3. Vehicle Health & Diagnostics

This is the most underutilized section of most telematics dashboards, and arguably the most valuable. Key items to monitor:

  • Active fault codes (DTCs) — these are error codes pulled directly from the engine control module. A single active DTC on a truck heading out on a long run is worth a phone call before departure.
  • Engine hours vs. odometer — discrepancies can indicate idling problems or odometer issues.
  • Battery voltage trends — a gradual voltage decline across cold starts often precedes a dead battery by days or weeks.
  • Maintenance due alerts — most platforms can track oil change intervals, filter replacements, and DOT inspection dates if properly configured.
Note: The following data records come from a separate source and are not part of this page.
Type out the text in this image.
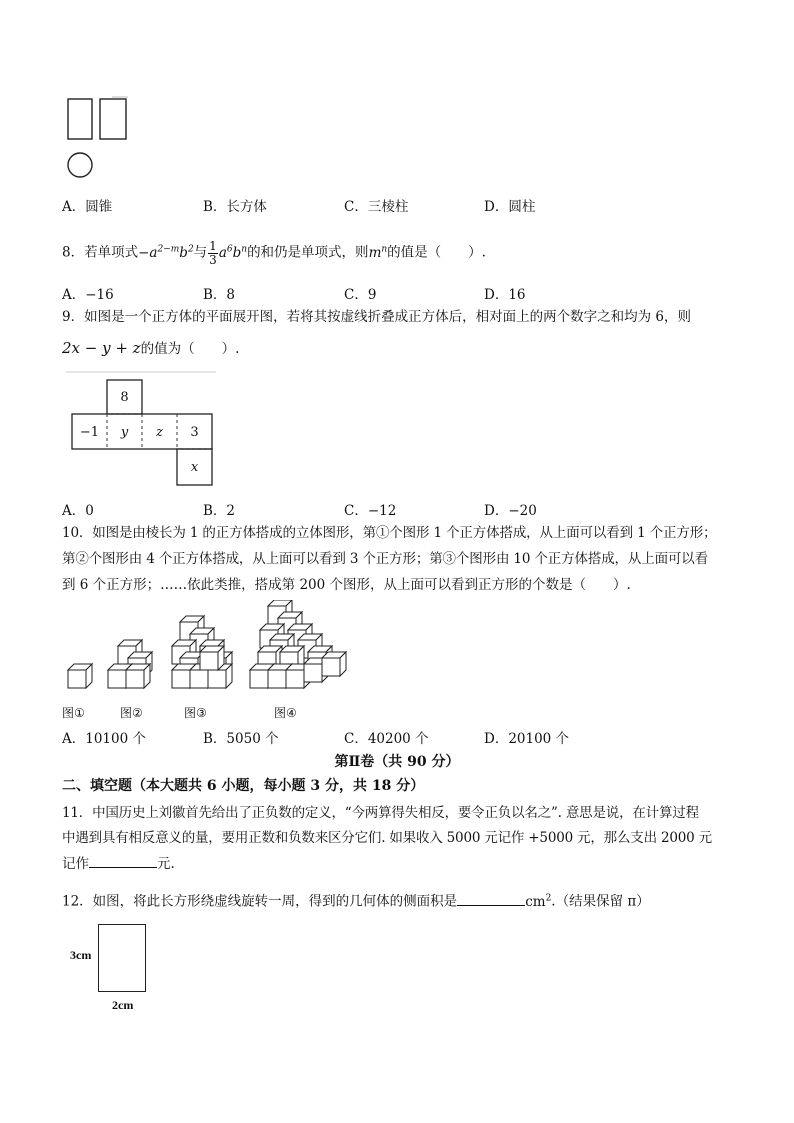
A．圆锥	B．长方体	C．三棱柱	D．圆柱
8．若单项式$-a^{2-m}b^2$与 $\frac{1}{3} a^6b^n$的和仍是单项式，则$m^n$的值是（　　）.
A．−16	B．8	C．9	D．16
9．如图是一个正方体的平面展开图，若将其按虚线折叠成正方体后，相对面上的两个数字之和均为 6，则
2x − y + z的值为（　　）.
8
−1	y	z	3
x
A．0	B．2	C．−12	D．−20
10．如图是由棱长为 1 的正方体搭成的立体图形，第①个图形 1 个正方体搭成，从上面可以看到 1 个正方形；
第②个图形由 4 个正方体搭成，从上面可以看到 3 个正方形；第③个图形由 10 个正方体搭成，从上面可以看
到 6 个正方形；……依此类推，搭成第 200 个图形，从上面可以看到正方形的个数是（　　）.
图①	图②	图③	图④
A．10100 个	B．5050 个	C．40200 个	D．20100 个
第Ⅱ卷（共 90 分）
二、填空题（本大题共 6 小题，每小题 3 分，共 18 分）
11．中国历史上刘徽首先给出了正负数的定义，“今两算得失相反，要令正负以名之”. 意思是说，在计算过程
中遇到具有相反意义的量，要用正数和负数来区分它们. 如果收入 5000 元记作 +5000 元，那么支出 2000 元
记作	元.
12．如图，将此长方形绕虚线旋转一周，得到的几何体的侧面积是	$cm^2$.（结果保留 π）
3cm
2cm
4. Hours-of-Service & Compliance

The compliance section of your dashboard ties directly into your ELD data. What to check regularly:

  • Current HOS status for all active drivers — available hours, current duty status, and time until next required break
  • Violations log — any HOS violations recorded in the past 30 days, including duty status edits and unassigned driving time
  • DVIR completion rate — are pre- and post-trip inspections being completed consistently? Gaps here create audit exposure.

Setting Alerts That Actually Help

Most fleet managers leave alert settings at default, which usually means either too many notifications (alert fatigue) or missing the ones that matter. A better approach:

  • Tier your alerts — critical (active DTC, speeding over 15 mph, unauthorized movement) vs. informational (idle time over 10 minutes, geofence entry)
  • Route critical alerts to operations staff who can act on them immediately
  • Run weekly summary reports for driver behavior coaching rather than real-time pings for every event

The One Report to Run Every Monday Morning

If you only look at one thing each week, make it a combined summary of: top 5 driver behavior events from the prior week, active fault codes across the fleet, and any HOS violations. Fifteen minutes with that report each Monday will catch the issues that compound into expensive problems if left unaddressed.

Your telematics dashboard isn’t a surveillance tool — it’s a fleet health monitor. The more fluently you read it, the more proactively you can manage.